Per-token Adaptation: Avoiding stay-one-size-fits-all penalties prevents unnecessary suppression of static descriptors, explaining why general video understanding remains intact.

Limitations & Future Work¶

Internal Access Requirement: Requires access to the multi-head attention of the text decoder, making it incompatible with black-box API-only models.
Inference Overhead: Requires multiple forward passes for \(v^O, v^S, v^T\), increasing latency relative to the baseline.
Hyperparameter Sensitivity: \(\alpha\) and \(\beta\) often require grid searches per dataset/backbone.
Improvement Directions: Distilling multiple passes into a single forward pass and extending the "single-dimension negative" concept to other hallucination types (e.g., counting, spatial relations).

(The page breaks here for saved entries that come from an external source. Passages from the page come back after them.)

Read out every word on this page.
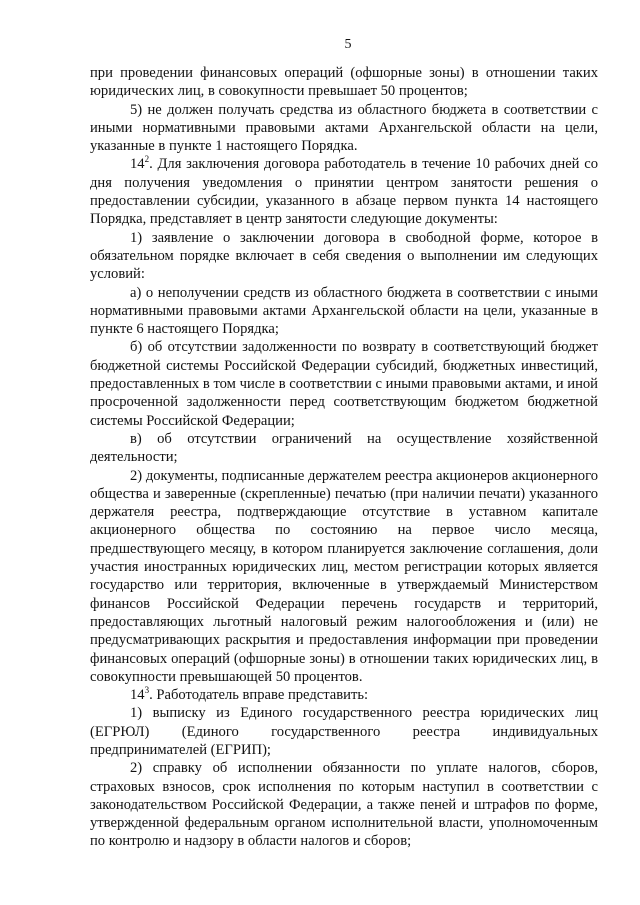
5

при проведении финансовых операций (офшорные зоны) в отношении таких юридических лиц, в совокупности превышает 50 процентов;

5) не должен получать средства из областного бюджета в соответствии с иными нормативными правовыми актами Архангельской области на цели, указанные в пункте 1 настоящего Порядка.

$14^2$. Для заключения договора работодатель в течение 10 рабочих дней со дня получения уведомления о принятии центром занятости решения о предоставлении субсидии, указанного в абзаце первом пункта 14 настоящего Порядка, представляет в центр занятости следующие документы:

1) заявление о заключении договора в свободной форме, которое в обязательном порядке включает в себя сведения о выполнении им следующих условий:

а) о неполучении средств из областного бюджета в соответствии с иными нормативными правовыми актами Архангельской области на цели, указанные в пункте 6 настоящего Порядка;

б) об отсутствии задолженности по возврату в соответствующий бюджет бюджетной системы Российской Федерации субсидий, бюджетных инвестиций, предоставленных в том числе в соответствии с иными правовыми актами, и иной просроченной задолженности перед соответствующим бюджетом бюджетной системы Российской Федерации;

в) об отсутствии ограничений на осуществление хозяйственной деятельности;

2) документы, подписанные держателем реестра акционеров акционерного общества и заверенные (скрепленные) печатью (при наличии печати) указанного держателя реестра, подтверждающие отсутствие в уставном капитале акционерного общества по состоянию на первое число месяца, предшествующего месяцу, в котором планируется заключение соглашения, доли участия иностранных юридических лиц, местом регистрации которых является государство или территория, включенные в утверждаемый Министерством финансов Российской Федерации перечень государств и территорий, предоставляющих льготный налоговый режим налогообложения и (или) не предусматривающих раскрытия и предоставления информации при проведении финансовых операций (офшорные зоны) в отношении таких юридических лиц, в совокупности превышающей 50 процентов.

$14^3$. Работодатель вправе представить:

1) выписку из Единого государственного реестра юридических лиц (ЕГРЮЛ) (Единого государственного реестра индивидуальных предпринимателей (ЕГРИП);

2) справку об исполнении обязанности по уплате налогов, сборов, страховых взносов, срок исполнения по которым наступил в соответствии с законодательством Российской Федерации, а также пеней и штрафов по форме, утвержденной федеральным органом исполнительной власти, уполномоченным по контролю и надзору в области налогов и сборов;
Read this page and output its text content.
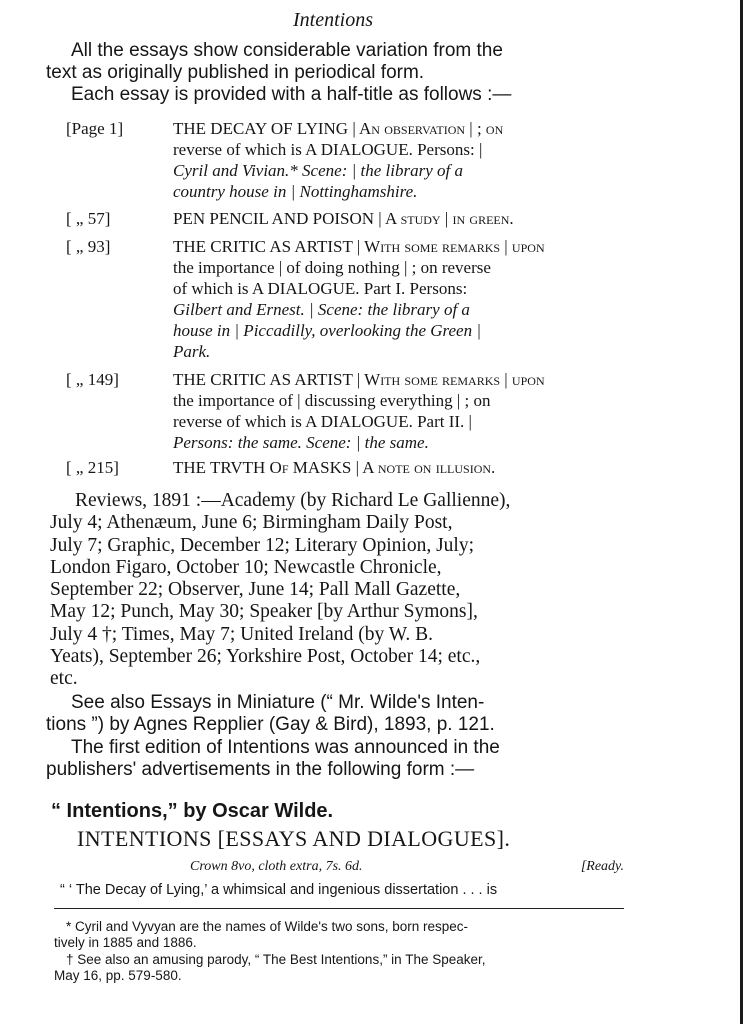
Intentions
All the essays show considerable variation from the
text as originally published in periodical form.
Each essay is provided with a half-title as follows :—
[Page 1]	THE DECAY OF LYING | An observation | ; on
reverse of which is A DIALOGUE. Persons: |
Cyril and Vivian.* Scene: | the library of a
country house in | Nottinghamshire.
[ „ 57]	PEN PENCIL AND POISON | A study | in green.
[ „ 93]	THE CRITIC AS ARTIST | With some remarks | upon
the importance | of doing nothing | ; on reverse
of which is A DIALOGUE. Part I. Persons:
Gilbert and Ernest. | Scene: the library of a
house in | Piccadilly, overlooking the Green |
Park.
[ „ 149]	THE CRITIC AS ARTIST | With some remarks | upon
the importance of | discussing everything | ; on
reverse of which is A DIALOGUE. Part II. |
Persons: the same. Scene: | the same.
[ „ 215]	THE TRVTH Of MASKS | A note on illusion.
Reviews, 1891 :—Academy (by Richard Le Gallienne),
July 4; Athenæum, June 6; Birmingham Daily Post,
July 7; Graphic, December 12; Literary Opinion, July;
London Figaro, October 10; Newcastle Chronicle,
September 22; Observer, June 14; Pall Mall Gazette,
May 12; Punch, May 30; Speaker [by Arthur Symons],
July 4 †; Times, May 7; United Ireland (by W. B.
Yeats), September 26; Yorkshire Post, October 14; etc.,
etc.
See also Essays in Miniature (“ Mr. Wilde's Inten-
tions ”) by Agnes Repplier (Gay & Bird), 1893, p. 121.
The first edition of Intentions was announced in the
publishers' advertisements in the following form :—
“ Intentions,” by Oscar Wilde.
INTENTIONS [ESSAYS AND DIALOGUES].
Crown 8vo, cloth extra, 7s. 6d.	[Ready.
“ ‘ The Decay of Lying,’ a whimsical and ingenious dissertation . . . is
* Cyril and Vyvyan are the names of Wilde's two sons, born respec-
tively in 1885 and 1886.
† See also an amusing parody, “ The Best Intentions,” in The Speaker,
May 16, pp. 579-580.
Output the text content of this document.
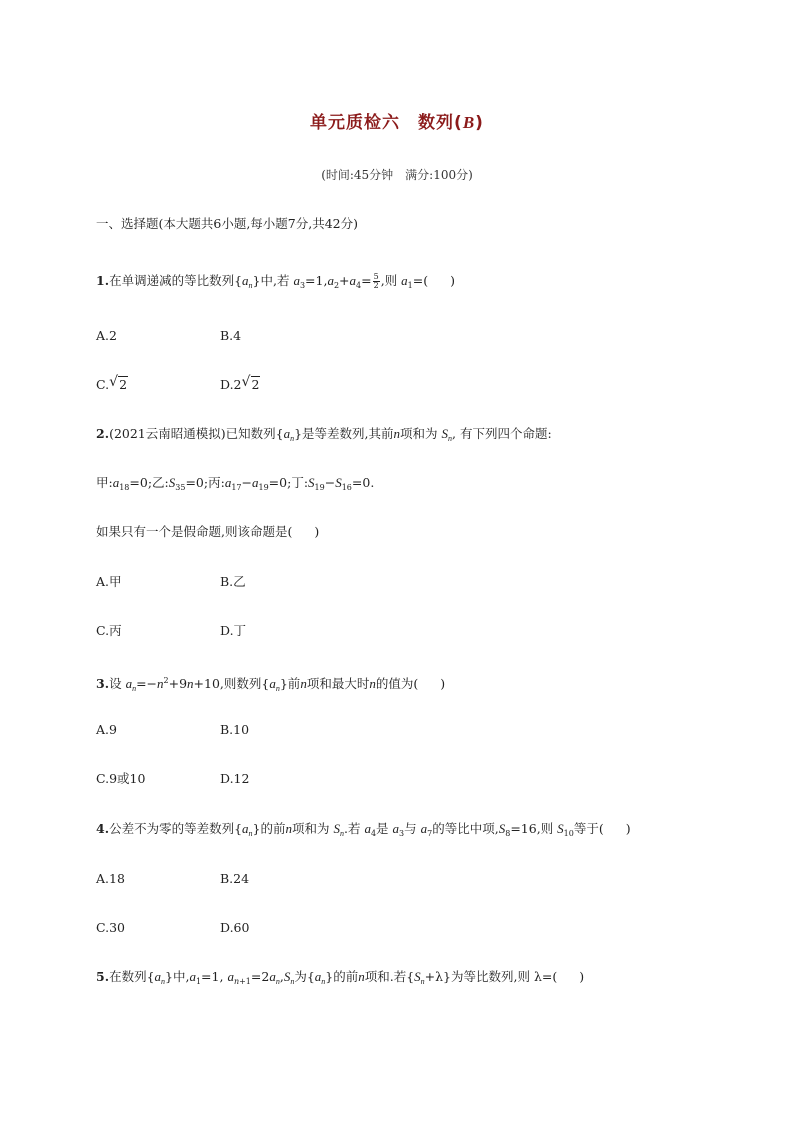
单元质检六　数列(B)
(时间:45分钟　满分:100分)
一、选择题(本大题共6小题,每小题7分,共42分)
1.在单调递减的等比数列$\{a_n\}$中,若 $a_3=1,a_2+a_4= \frac{5}{2}$ ,则 $a_1=$( )
A.2	B.4
C. √ 2	D.2 √ 2
2.(2021云南昭通模拟)已知数列$\{a_n\}$是等差数列,其前n项和为 $S_n$, 有下列四个命题:
甲$:a_{18}=0$;乙$:S_{35}=0$;丙$:a_{17}-a_{19}=0$;丁$:S_{19}-S_{16}=0$.
如果只有一个是假命题,则该命题是( )
A.甲	B.乙
C.丙	D.丁
3.设 $a_n=-n^2+9n+10$,则数列$\{a_n\}$前n项和最大时n的值为( )
A.9	B.10
C.9或10	D.12
4.公差不为零的等差数列$\{a_n\}$的前n项和为 $S_n$.若 $a_4$是 $a_3$与 $a_7$的等比中项$,S_8=16$,则 $S_{10}$等于( )
A.18	B.24
C.30	D.60
5.在数列$\{a_n\}$中$,a_1=1$, $a_{n+1}=2a_n,S_n$为$\{a_n\}$的前n项和.若$\{S_n+\lambda\}$为等比数列,则 λ=( )
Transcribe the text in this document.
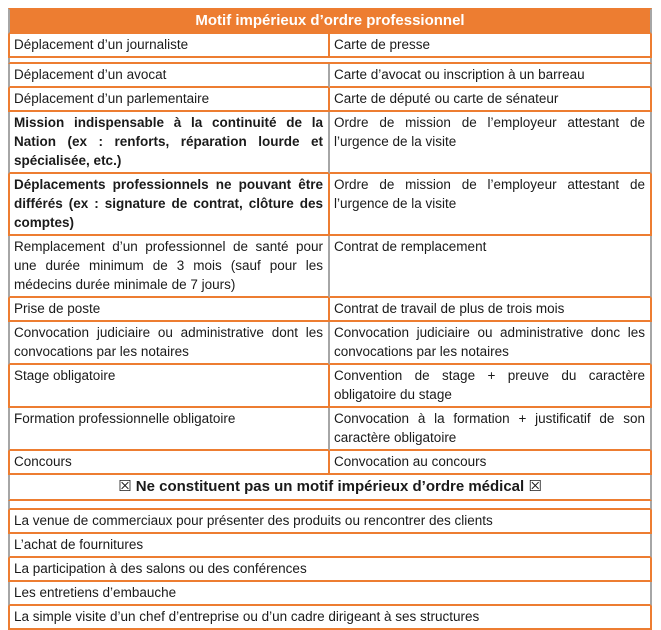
Motif impérieux d’ordre professionnel	
Déplacement d’un journaliste	Carte de presse

Déplacement d’un avocat	Carte d’avocat ou inscription à un barreau
Déplacement d’un parlementaire	Carte de député ou carte de sénateur
Mission indispensable à la continuité de la Nation (ex : renforts, réparation lourde et spécialisée, etc.)	Ordre de mission de l’employeur attestant de l’urgence de la visite
Déplacements professionnels ne pouvant être différés (ex : signature de contrat, clôture des comptes)	Ordre de mission de l’employeur attestant de l’urgence de la visite
Remplacement d’un professionnel de santé pour une durée minimum de 3 mois (sauf pour les médecins durée minimale de 7 jours)	Contrat de remplacement
Prise de poste	Contrat de travail de plus de trois mois
Convocation judiciaire ou administrative dont les convocations par les notaires	Convocation judiciaire ou administrative donc les convocations par les notaires
Stage obligatoire	Convention de stage + preuve du caractère obligatoire du stage
Formation professionnelle obligatoire	Convocation à la formation + justificatif de son caractère obligatoire
Concours	Convocation au concours
☒ Ne constituent pas un motif impérieux d’ordre médical ☒	

La venue de commerciaux pour présenter des produits ou rencontrer des clients	
L’achat de fournitures	
La participation à des salons ou des conférences	
Les entretiens d’embauche	
La simple visite d’un chef d’entreprise ou d’un cadre dirigeant à ses structures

vs VCD / MARINE: These target static image language biases. SEASON introduces temporal negatives and per-token diagnosis specifically for video-unique hallucinations.
vs TCD: TCD compares original frames to sparsely sampled ones (information reduction); SEASON uses homogenization to isolate temporal inconsistency while retaining full information.
vs ArrowRL / TPO / RRPO: These require expensive training and preference data; SEASON achieves comparable results as a plug-and-play inference method.

Rating¶

Novelty: ⭐⭐⭐⭐⭐ Filling the gaps in video CD with "hard temporal negatives" and "per-token self-diagnosis" is technically sound and transferable.
Experimental Thoroughness: ⭐⭐⭐⭐ Extensive testing across backbones and benchmarks; slightly lower for lack of precise latency quantification.
Writing Quality: ⭐⭐⭐⭐ Clear motivation and intuitive visualizations of attention drift.
Value: ⭐⭐⭐⭐⭐ Training-free, compatible with 72B models; high utility for reliable video understanding in fields like autonomous driving.